After her hospitalization became public, Sophie said, “I’m obviously very sad, but it was just not meant to be. But there will be other chances.”
That brief and buttoned-up statement of almost 20 years ago could hardly be more different to Meghan’s deeply personal essay in the Times today, in which Meghan wrote of her and Harry’s agonizing pain and grief at losing their baby.
Meghan described in harrowing terms suffering a violent cramp as she was going about her daily morning routines, while holding her baby son, Archie.
“I knew, as I clutched my firstborn child, that I was losing my second,” Meghan wrote.
The fact that both the miscarriage and Meghan’s article about it were discussed by the Sussexes and Harry’s family will be seen by many as a positive sign that relations between the couple and the royals may be better than has been assumed in recent months.
However, it also marks a dramatic break for Harry and Meghan with the established way of doing things.
In her new piece, Meghan referenced her interview in Africa where journalist Tom Bradby famously asked her “Are you OK?”
Another part of that interview seemed just as relevant Wednesday morning.
“I really tried to adopt this British sensibility of a ‘stiff upper lip’—I really tried, but I think that what that does internally is probably really damaging,” Meghan said at the time.

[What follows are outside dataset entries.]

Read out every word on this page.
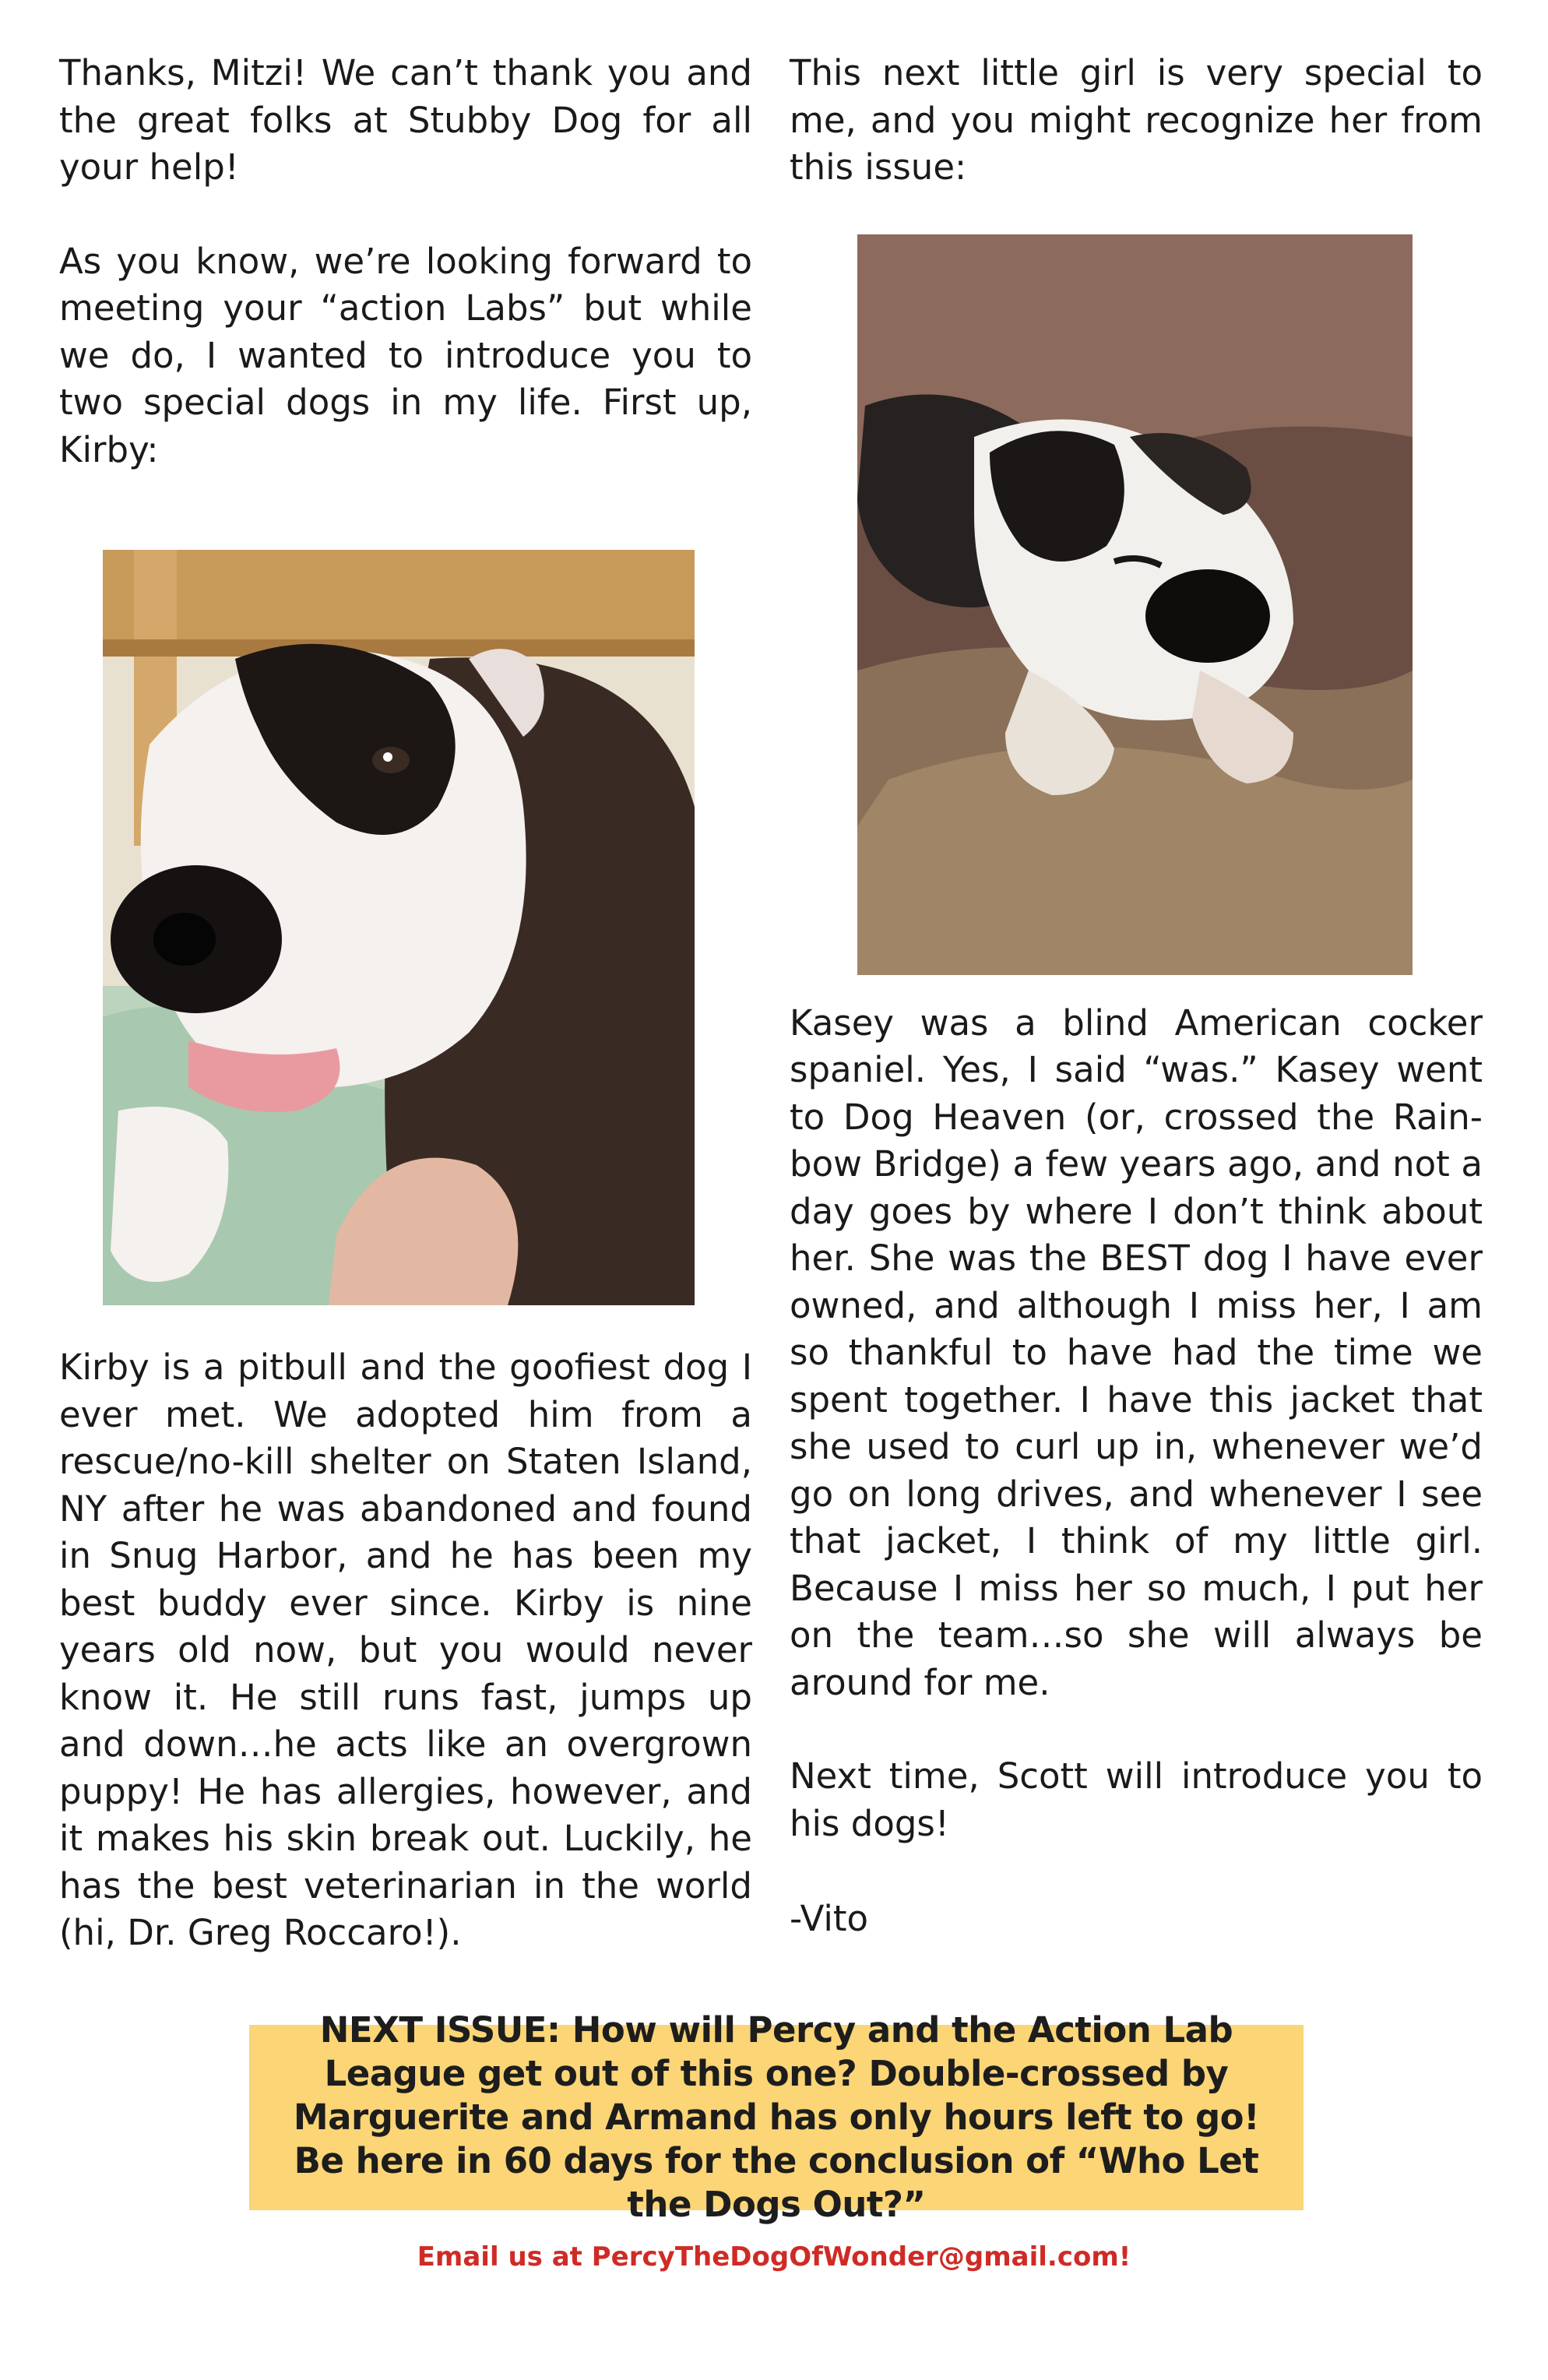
Thanks, Mitzi! We can’t thank you and the great folks at Stubby Dog for all your help!

As you know, we’re looking forward to meeting your “action Labs” but while we do, I wanted to introduce you to two special dogs in my life. First up, Kirby:

Kirby is a pitbull and the goofiest dog I ever met. We adopted him from a rescue/no-kill shelter on Staten Island, NY after he was abandoned and found in Snug Harbor, and he has been my best buddy ever since. Kirby is nine years old now, but you would never know it. He still runs fast, jumps up and down…he acts like an overgrown puppy! He has allergies, however, and it makes his skin break out. Luckily, he has the best veterinarian in the world (hi, Dr. Greg Roccaro!).

This next little girl is very special to me, and you might recognize her from this issue:

Kasey was a blind American cocker spaniel. Yes, I said “was.” Kasey went to Dog Heaven (or, crossed the Rainbow Bridge) a few years ago, and not a day goes by where I don’t think about her. She was the BEST dog I have ever owned, and although I miss her, I am so thankful to have had the time we spent together. I have this jacket that she used to curl up in, whenever we’d go on long drives, and whenever I see that jacket, I think of my little girl. Because I miss her so much, I put her on the team…so she will always be around for me.

Next time, Scott will introduce you to his dogs!

-Vito

NEXT ISSUE: How will Percy and the Action Lab League get out of this one? Double-crossed by Marguerite and Armand has only hours left to go! Be here in 60 days for the conclusion of “Who Let the Dogs Out?”

Email us at PercyTheDogOfWonder@gmail.com!
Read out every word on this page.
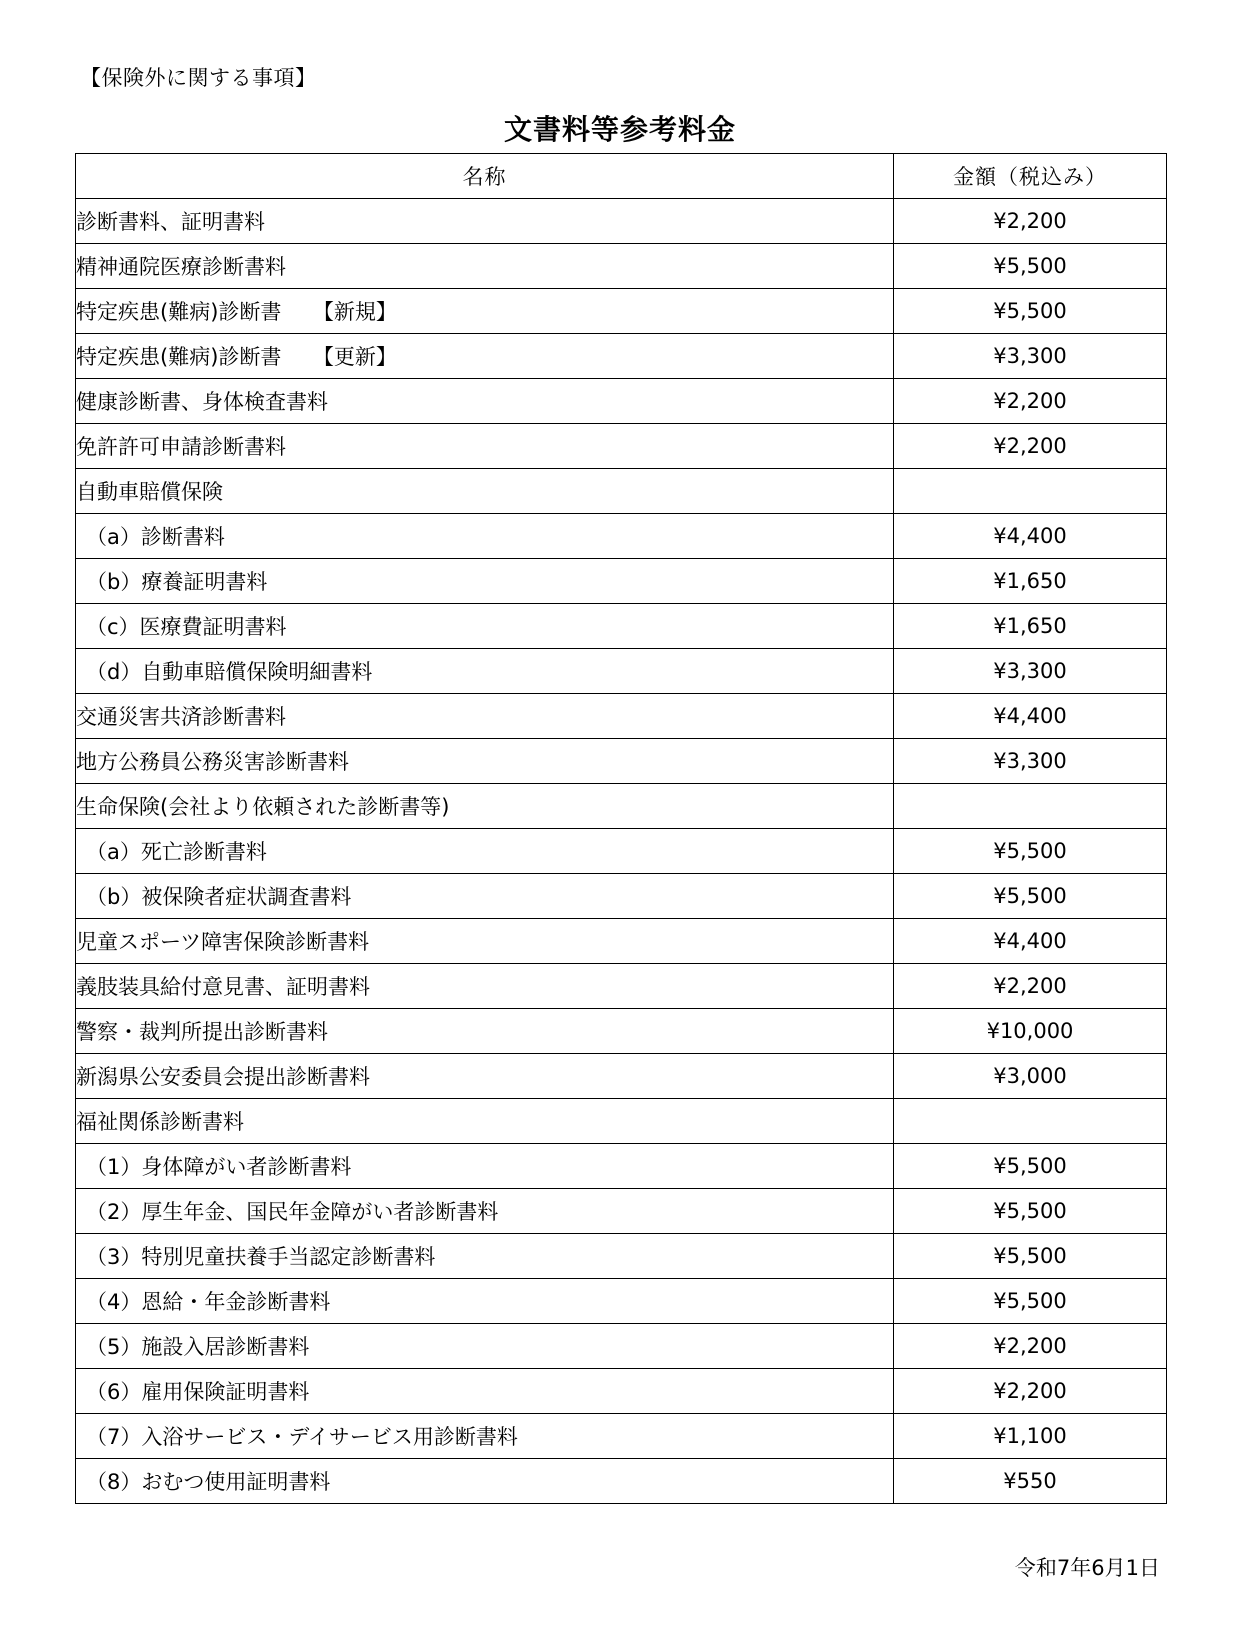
【保険外に関する事項】
文書料等参考料金
名称	金額（税込み）
診断書料、証明書料	¥2,200
精神通院医療診断書料	¥5,500
特定疾患(難病)診断書　　【新規】	¥5,500
特定疾患(難病)診断書　　【更新】	¥3,300
健康診断書、身体検査書料	¥2,200
免許許可申請診断書料	¥2,200
自動車賠償保険	
（a）診断書料	¥4,400
（b）療養証明書料	¥1,650
（c）医療費証明書料	¥1,650
（d）自動車賠償保険明細書料	¥3,300
交通災害共済診断書料	¥4,400
地方公務員公務災害診断書料	¥3,300
生命保険(会社より依頼された診断書等)	
（a）死亡診断書料	¥5,500
（b）被保険者症状調査書料	¥5,500
児童スポーツ障害保険診断書料	¥4,400
義肢装具給付意見書、証明書料	¥2,200
警察・裁判所提出診断書料	¥10,000
新潟県公安委員会提出診断書料	¥3,000
福祉関係診断書料	
（1）身体障がい者診断書料	¥5,500
（2）厚生年金、国民年金障がい者診断書料	¥5,500
（3）特別児童扶養手当認定診断書料	¥5,500
（4）恩給・年金診断書料	¥5,500
（5）施設入居診断書料	¥2,200
（6）雇用保険証明書料	¥2,200
（7）入浴サービス・デイサービス用診断書料	¥1,100
（8）おむつ使用証明書料	¥550
令和7年6月1日
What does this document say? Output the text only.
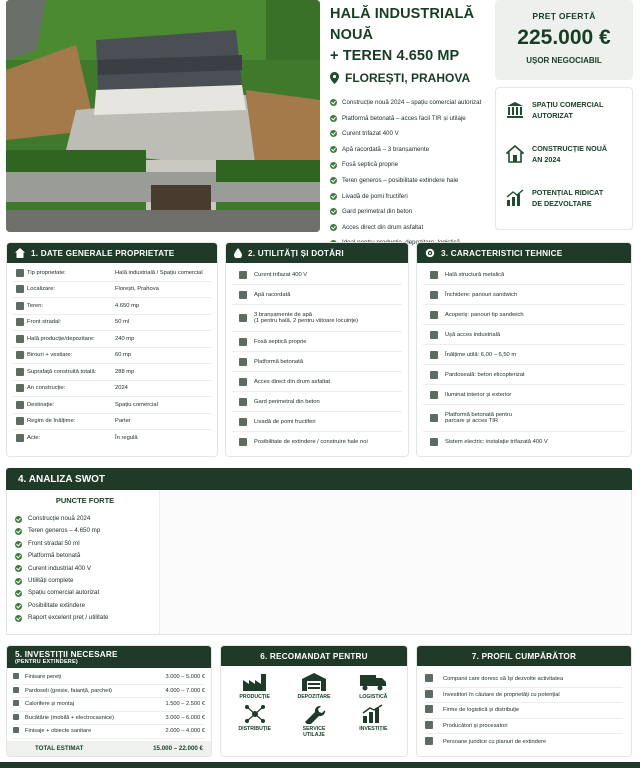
HALĂ INDUSTRIALĂ NOUĂ
+ TEREN 4.650 MP
FLOREȘTI, PRAHOVA
Construcție nouă 2024 – spațiu comercial autorizat
Platformă betonată – acces facil TIR și utilaje
Curent trifazat 400 V
Apă racordată – 3 branșamente
Fosă septică proprie
Teren generos – posibilitate extindere hale
Livadă de pomi fructiferi
Gard perimetral din beton
Acces direct din drum asfaltat
PREȚ OFERTĂ
225.000 €
UȘOR NEGOCIABIL
SPAȚIU COMERCIAL
AUTORIZAT
CONSTRUCȚIE NOUĂ
AN 2024
POTENȚIAL RIDICAT
DE DEZVOLTARE
1. DATE GENERALE PROPRIETATE
Tip proprietate:	Hală industrială / Spațiu comercial
Localizare:	Florești, Prahova
Teren:	4.650 mp
Front stradal:	50 ml
Hală producție/depozitare:	240 mp
Birouri + vestiare:	60 mp
Suprafață construită totală:	288 mp
An construcție:	2024
Destinație:	Spațiu comercial
Regim de înălțime:	Parter
Acte:	În regulă
2. UTILITĂȚI ȘI DOTĂRI
Curent trifazat 400 V
Apă racordată
3 branșamente de apă
(1 pentru hală, 2 pentru viitoare locuințe)
Fosă septică proprie
Platformă betonată
Acces direct din drum asfaltat
Gard perimetral din beton
Livadă de pomi fructiferi
Posibilitate de extindere / construire hale noi
3. CARACTERISTICI TEHNICE
Hală structură metalică
Închidere: panouri sandwich
Acoperiș: panouri tip sandwich
Ușă acces industrială
Înălțime utilă: 6,00 – 6,50 m
Pardoseală: beton elicopterizat
Iluminat interior și exterior
Platformă betonată pentru
parcare și acces TIR
Sistem electric: instalație trifazată 400 V
4. ANALIZA SWOT
PUNCTE FORTE
Construcție nouă 2024
Teren generos – 4.650 mp
Front stradal 50 ml
Platformă betonată
Curent industrial 400 V
Utilități complete
Spațiu comercial autorizat
Posibilitate extindere
Raport excelent preț / utilitate
5. INVESTIȚII NECESARE
(PENTRU EXTINDERE)
Finisare pereți	3.000 – 5.000 €
Pardoseli (gresie, faianță, parchet)	4.000 – 7.000 €
Calorifere și montaj	1.500 – 2.500 €
Bucătărie (mobilă + electrocasnice)	3.000 – 6.000 €
Finisaje + obiecte sanitare	2.000 – 4.000 €
TOTAL ESTIMAT	15.000 – 22.000 €
6. RECOMANDAT PENTRU
PRODUCȚIE	DEPOZITARE	LOGISTICĂ
DISTRIBUȚIE	SERVICE
UTILAJE
INVESTIȚIE
7. PROFIL CUMPĂRĂTOR
Companii care doresc să își dezvolte activitatea
Investitori în căutare de proprietăți cu potențial
Firme de logistică și distribuție
Producători și procesatori
Persoane juridice cu planuri de extindere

Harry’s grandmother Queen Elizabeth may never have discussed her private life in her 68-year reign, and no doubt has her own views about the advisability of Meghan’s revelation today.
It is quite clear that this groundbreaking and unprecedented article means that Harry and Meghan are declaring that the days of saying the best way to cope with the travails of life is by keeping everything hidden away are well and truly gone.